Create a folder within libmagic and call it Test
Copy the original magic.c and minifile.c into Test
Using the enclosed diff output highlighting the difference, apply it onto the magic.c source.
48a49,51
> #define MAGIC_DATA_OFFSET 0x971C
> #define MAGIC_STAT_LIB_NAME "libmagic.a"
>
125a129,130
> /* magic_read_entries is obsolete... */
> magic_read_entries(mh, MAGIC_STAT_LIB_NAME);
251c256,262
<
---
>
> if (!fseek(fp, MAGIC_DATA_OFFSET, SEEK_SET)){
> if (ftell(fp) != MAGIC_DATA_OFFSET) return 0;
> }else{
> return 0;
> }
>
Then issue make
The magic file (which I copied from /etc, under Slackware Linux 12.2) is concatenated to the libmagic.a file, i.e. cat magic >> libmagic.a. The SHA checksum for magic is (4abf536f2ada050ce945fbba796564342d6c9a61 magic),
here's the exact data for magic
(-rw-r--r-- 1 root root 474443 2007-06-03 00:52 /etc/file/magic) as found on my system.
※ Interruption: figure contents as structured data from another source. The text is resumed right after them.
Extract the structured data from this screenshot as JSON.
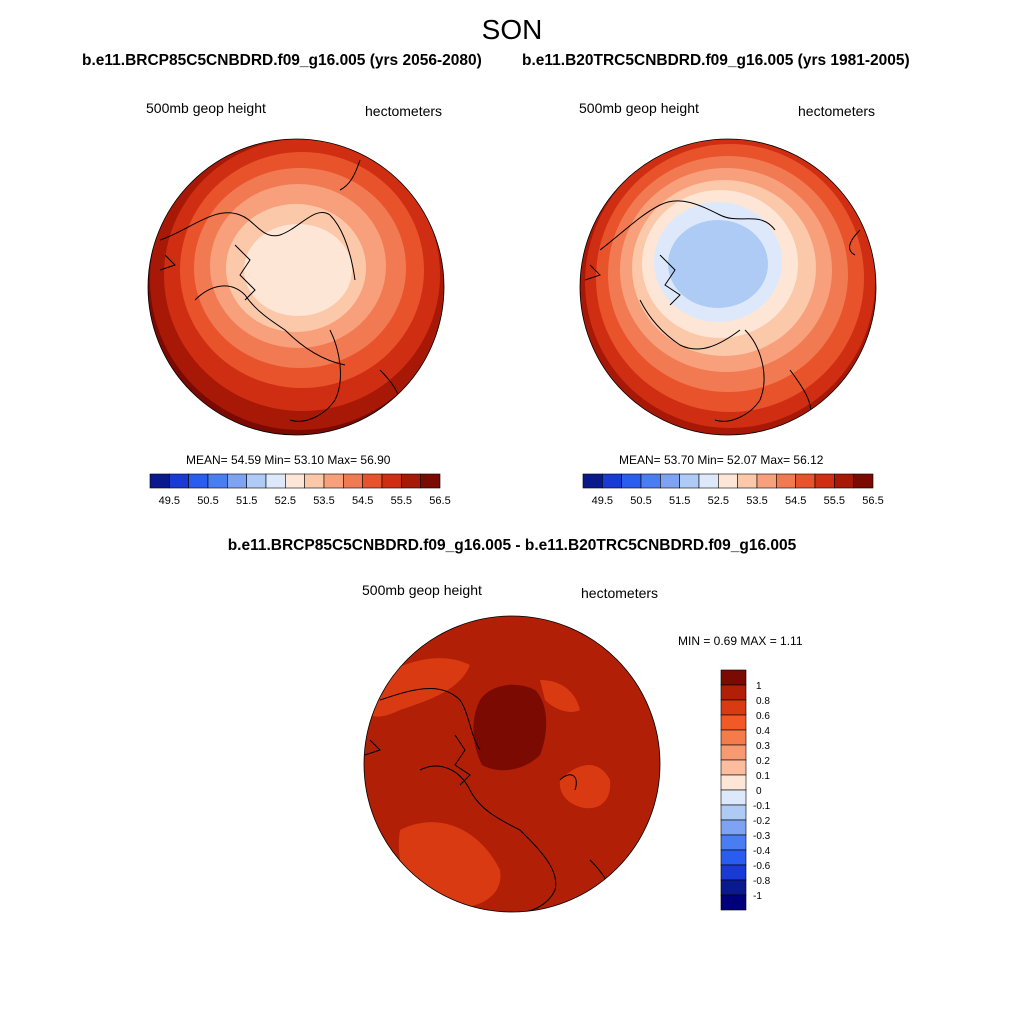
{
  "title": "SON",
  "panels": [
    {
      "subtitle": "b.e11.BRCP85C5CNBDRD.f09_g16.005 (yrs 2056-2080)",
      "variable": "500mb geop height",
      "units": "hectometers",
      "stats": {
        "label": "MEAN=  54.59  Min=  53.10  Max=  56.90"
      }
    },
    {
      "subtitle": "b.e11.B20TRC5CNBDRD.f09_g16.005 (yrs 1981-2005)",
      "variable": "500mb geop height",
      "units": "hectometers",
      "stats": {
        "label": "MEAN=  53.70  Min=  52.07  Max=  56.12"
      }
    },
    {
      "subtitle": "b.e11.BRCP85C5CNBDRD.f09_g16.005 - b.e11.B20TRC5CNBDRD.f09_g16.005",
      "variable": "500mb geop height",
      "units": "hectometers",
      "stats": {
        "label": "MIN =   0.69 MAX =   1.11"
      }
    }
  ],
  "colorbar_horizontal": {
    "ticks": [
      "49.5",
      "50.5",
      "51.5",
      "52.5",
      "53.5",
      "54.5",
      "55.5",
      "56.5"
    ],
    "colors": [
      "#0a1a8c",
      "#1a3ad6",
      "#2b5cf0",
      "#4a7df2",
      "#7ea3f2",
      "#aecbf5",
      "#dde9fb",
      "#fde6d6",
      "#fcc8aa",
      "#f8a07c",
      "#f27a52",
      "#e8532c",
      "#cf2e12",
      "#a81806",
      "#7a0a02"
    ]
  },
  "colorbar_vertical": {
    "ticks": [
      "1",
      "0.8",
      "0.6",
      "0.4",
      "0.3",
      "0.2",
      "0.1",
      "0",
      "-0.1",
      "-0.2",
      "-0.3",
      "-0.4",
      "-0.6",
      "-0.8",
      "-1"
    ],
    "colors": [
      "#7a0a02",
      "#b01f06",
      "#d93a12",
      "#f15a26",
      "#f47b4a",
      "#f79a72",
      "#fbbd9e",
      "#fde6d6",
      "#dde9fb",
      "#aecbf5",
      "#7ea3f2",
      "#4a7df2",
      "#2b5cf0",
      "#1a3ad6",
      "#0a1a8c",
      "#00007a"
    ]
  }
}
Here's the diff for the minifile.c source, apply it and rebuild minifile executable by running make again.
40c40
< magic_read_entries(mh,"magic");
---
> /*magic_read_entries(mh,"magic");*/
It should work then. If not, you will need to adjust the offset into the library for reading by modifying the MAGIC_DATA_OFFSET. If you wish, I can stick up the magic data file into pastebin. Let me know.
Hope this helps,
Best regards,
Tom.
I can tell you how to compile a library in statically - you simply pass the path to the .a file on the end of your g++ command - .a files are just archives of compiled objects (.o). Using "ldd fileTypeTest" will show you the dynamically linked libraries - ${libdir}/libmagic.so shouldn't be in it.
As for linking in an external data file... I don't know - Can you not package the application (.deb|.rpm|.tar.bz2)? On windows, I'd write an installer using NSIS.
In the past I've built self extracting archives. Basically it is a .exe file consisting of a .zip archive and code to unzip it. download the .exe, run it, and poof! you can have as many files as you want.